Les discussions sur les plateformes qui permettent de véhiculer de la désinformation en ligne ciblent régulièrement Facebook et Twitter, alors que le moteur de recherche de Google est trop souvent oublié, soutient Ahmed Al-Rawi, professeur à l’École des communications de l’Université Simon Fraser (SFU), en Colombie-Britannique.
Or ces descriptions données par l’outil de suggestion automatique du moteur de recherche Google omettent une partie de la vérité et enjolivent la vision de ces individus auprès du grand public, comme l'explique Ahmed Al-Rawi, qui est aussi directeur du laboratoire The Disinformation Project de SFU.
« Appeler quelqu’un un activiste, alors que cette personne a répandu la haine et a même appelé au génocide, ce n’est pas normal. »
Activistes, journalistes, et bien d’autres
Dans le cadre de cette étude, Ahmed Al-Rawi a recherché les titres suggérés par le moteur de recherche de Google pour qualifier 37 personnes, considérées comme des théoriciennes du complot ou ayant appuyé des théories complotistes, avec d’autres chercheurs du laboratoire de désinformation.
Les résultats de l’étude, publiés dans le M/C Journal, montrent que, parmi les 30 personnes qui disposaient d’un sous-titre, aucun de ces qualificatifs ne reflétait la vision qu'en a le public, selon Ahmed Al-Rawi : 16 étaient représentées pour leur contribution dans le domaine artistique, 4 étaient qualifiées d'activistes, 7 associées, à leurs emplois d'origine, 2, liées au domaine journalistique, une, à sa carrière sportive, et la dernière, identifiée comme faisant de la recherche.

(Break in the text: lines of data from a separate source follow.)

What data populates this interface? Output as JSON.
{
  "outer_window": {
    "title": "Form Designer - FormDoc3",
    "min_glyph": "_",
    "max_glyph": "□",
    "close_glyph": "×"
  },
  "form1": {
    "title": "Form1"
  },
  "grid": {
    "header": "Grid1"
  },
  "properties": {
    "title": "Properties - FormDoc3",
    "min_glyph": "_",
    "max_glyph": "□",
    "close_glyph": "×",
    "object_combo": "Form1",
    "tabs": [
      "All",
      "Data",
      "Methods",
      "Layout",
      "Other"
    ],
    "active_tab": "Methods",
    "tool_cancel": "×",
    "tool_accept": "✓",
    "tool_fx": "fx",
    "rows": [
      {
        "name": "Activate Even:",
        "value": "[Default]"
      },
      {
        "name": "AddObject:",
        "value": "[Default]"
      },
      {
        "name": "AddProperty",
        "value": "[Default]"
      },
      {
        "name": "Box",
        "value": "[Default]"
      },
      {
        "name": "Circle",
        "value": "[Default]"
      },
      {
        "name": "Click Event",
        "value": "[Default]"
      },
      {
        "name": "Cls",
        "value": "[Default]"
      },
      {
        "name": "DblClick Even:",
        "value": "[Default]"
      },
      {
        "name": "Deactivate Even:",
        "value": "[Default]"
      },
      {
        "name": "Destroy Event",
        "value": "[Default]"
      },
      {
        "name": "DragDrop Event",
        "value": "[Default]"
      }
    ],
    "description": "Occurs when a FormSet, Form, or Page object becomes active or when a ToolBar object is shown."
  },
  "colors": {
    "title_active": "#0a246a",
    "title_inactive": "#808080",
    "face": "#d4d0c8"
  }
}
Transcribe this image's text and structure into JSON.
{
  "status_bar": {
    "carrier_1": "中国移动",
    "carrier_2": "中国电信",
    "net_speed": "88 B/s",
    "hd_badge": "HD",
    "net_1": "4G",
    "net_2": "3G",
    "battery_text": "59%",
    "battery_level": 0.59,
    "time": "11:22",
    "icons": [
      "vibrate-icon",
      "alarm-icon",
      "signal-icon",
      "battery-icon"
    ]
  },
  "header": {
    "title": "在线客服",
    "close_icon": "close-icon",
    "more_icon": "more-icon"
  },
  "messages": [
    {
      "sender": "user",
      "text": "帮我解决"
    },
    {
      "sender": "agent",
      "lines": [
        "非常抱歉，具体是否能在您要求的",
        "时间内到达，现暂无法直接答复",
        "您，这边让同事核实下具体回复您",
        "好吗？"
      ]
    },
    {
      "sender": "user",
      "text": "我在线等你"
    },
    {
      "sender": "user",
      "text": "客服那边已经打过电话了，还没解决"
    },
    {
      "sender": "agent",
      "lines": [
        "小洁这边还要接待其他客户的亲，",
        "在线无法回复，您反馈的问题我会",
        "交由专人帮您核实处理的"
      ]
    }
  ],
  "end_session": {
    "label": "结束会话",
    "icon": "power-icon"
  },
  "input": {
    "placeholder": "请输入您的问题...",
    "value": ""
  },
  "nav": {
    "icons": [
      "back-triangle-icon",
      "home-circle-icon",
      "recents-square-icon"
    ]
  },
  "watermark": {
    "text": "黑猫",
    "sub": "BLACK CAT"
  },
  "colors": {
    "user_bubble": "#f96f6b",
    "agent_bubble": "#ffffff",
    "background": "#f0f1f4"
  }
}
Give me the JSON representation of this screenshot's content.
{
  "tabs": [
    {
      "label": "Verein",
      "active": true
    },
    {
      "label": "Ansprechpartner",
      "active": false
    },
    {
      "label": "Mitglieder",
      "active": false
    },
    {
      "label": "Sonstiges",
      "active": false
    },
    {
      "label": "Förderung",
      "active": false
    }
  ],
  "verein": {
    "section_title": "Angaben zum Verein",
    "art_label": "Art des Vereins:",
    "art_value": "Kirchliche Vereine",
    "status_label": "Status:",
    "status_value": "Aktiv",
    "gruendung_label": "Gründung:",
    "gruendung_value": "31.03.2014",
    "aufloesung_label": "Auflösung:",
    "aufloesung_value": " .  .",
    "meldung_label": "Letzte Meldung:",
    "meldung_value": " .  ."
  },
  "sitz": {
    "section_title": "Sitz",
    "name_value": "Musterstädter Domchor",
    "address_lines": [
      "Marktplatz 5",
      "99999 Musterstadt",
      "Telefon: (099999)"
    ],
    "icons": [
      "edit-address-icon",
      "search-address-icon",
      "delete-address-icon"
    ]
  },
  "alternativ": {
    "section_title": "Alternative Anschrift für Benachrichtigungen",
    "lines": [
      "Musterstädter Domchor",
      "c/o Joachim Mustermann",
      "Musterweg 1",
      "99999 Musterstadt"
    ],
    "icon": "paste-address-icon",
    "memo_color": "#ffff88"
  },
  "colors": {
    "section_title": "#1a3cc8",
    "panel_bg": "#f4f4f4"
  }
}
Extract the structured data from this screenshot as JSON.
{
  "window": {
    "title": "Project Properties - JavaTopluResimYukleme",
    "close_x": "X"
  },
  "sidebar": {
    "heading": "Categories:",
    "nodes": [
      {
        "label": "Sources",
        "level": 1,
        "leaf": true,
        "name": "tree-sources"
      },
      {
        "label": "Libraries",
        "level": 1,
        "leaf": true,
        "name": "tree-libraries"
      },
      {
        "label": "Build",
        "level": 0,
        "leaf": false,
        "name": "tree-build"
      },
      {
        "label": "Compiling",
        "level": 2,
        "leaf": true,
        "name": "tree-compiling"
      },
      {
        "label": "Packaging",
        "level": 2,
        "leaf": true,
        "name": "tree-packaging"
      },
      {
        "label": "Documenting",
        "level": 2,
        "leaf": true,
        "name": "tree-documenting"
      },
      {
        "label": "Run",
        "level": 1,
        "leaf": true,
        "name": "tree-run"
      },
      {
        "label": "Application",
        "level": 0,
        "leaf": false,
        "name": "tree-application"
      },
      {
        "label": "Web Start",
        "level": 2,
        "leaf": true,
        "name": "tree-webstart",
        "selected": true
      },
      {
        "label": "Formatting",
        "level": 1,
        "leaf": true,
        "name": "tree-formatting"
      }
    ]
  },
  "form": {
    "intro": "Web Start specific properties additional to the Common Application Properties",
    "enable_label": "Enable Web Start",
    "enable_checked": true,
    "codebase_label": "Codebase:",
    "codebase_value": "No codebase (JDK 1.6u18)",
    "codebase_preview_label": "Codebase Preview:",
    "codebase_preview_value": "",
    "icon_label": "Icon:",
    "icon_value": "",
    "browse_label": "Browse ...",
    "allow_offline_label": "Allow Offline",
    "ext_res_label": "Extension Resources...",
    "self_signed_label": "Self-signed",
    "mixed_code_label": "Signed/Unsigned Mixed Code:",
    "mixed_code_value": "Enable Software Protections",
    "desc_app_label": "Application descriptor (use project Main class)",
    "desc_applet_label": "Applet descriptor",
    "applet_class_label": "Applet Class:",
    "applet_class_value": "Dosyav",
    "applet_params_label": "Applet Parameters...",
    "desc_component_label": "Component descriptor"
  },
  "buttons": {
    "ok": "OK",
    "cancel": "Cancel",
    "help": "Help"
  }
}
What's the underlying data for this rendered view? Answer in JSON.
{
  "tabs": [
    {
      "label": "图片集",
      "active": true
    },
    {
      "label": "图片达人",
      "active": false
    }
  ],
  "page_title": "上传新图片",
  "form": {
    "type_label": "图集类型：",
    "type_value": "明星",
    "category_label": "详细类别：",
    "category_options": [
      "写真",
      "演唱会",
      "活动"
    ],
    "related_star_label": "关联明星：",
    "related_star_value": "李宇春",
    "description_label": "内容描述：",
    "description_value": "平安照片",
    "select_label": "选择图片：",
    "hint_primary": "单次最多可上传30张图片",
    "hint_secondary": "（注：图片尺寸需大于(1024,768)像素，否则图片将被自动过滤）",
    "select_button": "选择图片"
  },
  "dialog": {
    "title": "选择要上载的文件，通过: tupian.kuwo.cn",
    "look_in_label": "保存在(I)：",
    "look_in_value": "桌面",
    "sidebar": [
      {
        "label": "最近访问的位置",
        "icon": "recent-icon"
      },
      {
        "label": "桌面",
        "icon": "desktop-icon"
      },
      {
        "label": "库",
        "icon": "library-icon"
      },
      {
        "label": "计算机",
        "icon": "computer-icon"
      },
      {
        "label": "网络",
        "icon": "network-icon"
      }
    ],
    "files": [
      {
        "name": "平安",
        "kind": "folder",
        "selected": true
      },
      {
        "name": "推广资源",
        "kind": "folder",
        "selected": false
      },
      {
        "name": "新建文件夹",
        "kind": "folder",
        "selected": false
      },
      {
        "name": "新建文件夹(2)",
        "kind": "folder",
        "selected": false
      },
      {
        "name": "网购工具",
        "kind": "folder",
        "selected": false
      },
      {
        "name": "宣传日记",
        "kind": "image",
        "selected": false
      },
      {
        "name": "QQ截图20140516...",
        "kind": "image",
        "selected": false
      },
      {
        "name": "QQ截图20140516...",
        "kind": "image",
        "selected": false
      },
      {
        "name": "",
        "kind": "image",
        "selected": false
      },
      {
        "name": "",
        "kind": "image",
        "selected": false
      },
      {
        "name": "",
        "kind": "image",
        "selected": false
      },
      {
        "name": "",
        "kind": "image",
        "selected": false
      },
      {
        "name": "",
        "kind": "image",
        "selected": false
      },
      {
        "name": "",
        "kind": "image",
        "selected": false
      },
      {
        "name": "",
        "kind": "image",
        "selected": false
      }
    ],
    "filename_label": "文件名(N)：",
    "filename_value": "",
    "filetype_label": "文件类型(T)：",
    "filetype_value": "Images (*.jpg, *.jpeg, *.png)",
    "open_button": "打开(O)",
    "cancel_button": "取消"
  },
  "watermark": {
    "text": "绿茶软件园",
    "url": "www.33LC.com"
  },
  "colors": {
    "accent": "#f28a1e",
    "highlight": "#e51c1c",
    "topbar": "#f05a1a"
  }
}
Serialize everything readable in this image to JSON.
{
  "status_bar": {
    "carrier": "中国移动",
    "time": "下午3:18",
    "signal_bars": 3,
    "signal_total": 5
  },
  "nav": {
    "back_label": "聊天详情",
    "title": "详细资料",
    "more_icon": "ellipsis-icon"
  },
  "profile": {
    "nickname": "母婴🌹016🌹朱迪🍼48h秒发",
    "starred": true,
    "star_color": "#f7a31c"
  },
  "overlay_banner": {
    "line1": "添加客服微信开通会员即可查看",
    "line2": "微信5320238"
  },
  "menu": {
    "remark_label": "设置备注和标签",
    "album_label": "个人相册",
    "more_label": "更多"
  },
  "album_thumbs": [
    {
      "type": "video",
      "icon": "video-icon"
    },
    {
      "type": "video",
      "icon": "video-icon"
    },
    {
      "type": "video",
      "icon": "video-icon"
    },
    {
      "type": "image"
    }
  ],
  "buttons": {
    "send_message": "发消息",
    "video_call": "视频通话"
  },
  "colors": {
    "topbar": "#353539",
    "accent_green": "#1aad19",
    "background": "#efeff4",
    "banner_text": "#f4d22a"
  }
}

Sachant que les suggestions du moteur de recherche de Google peuvent donner des résultats différents en fonction de la zone géographique de recherche, les chercheurs ont été surpris de découvrir que les mêmes résultats ont été obtenus au Canada, aux États-Unis et aux Pays-Bas. Ils sont arrivés à cette conclusion en utilisant un réseau privé virtuel (VPN) dont l'origine se trouvait dans ces trois pays.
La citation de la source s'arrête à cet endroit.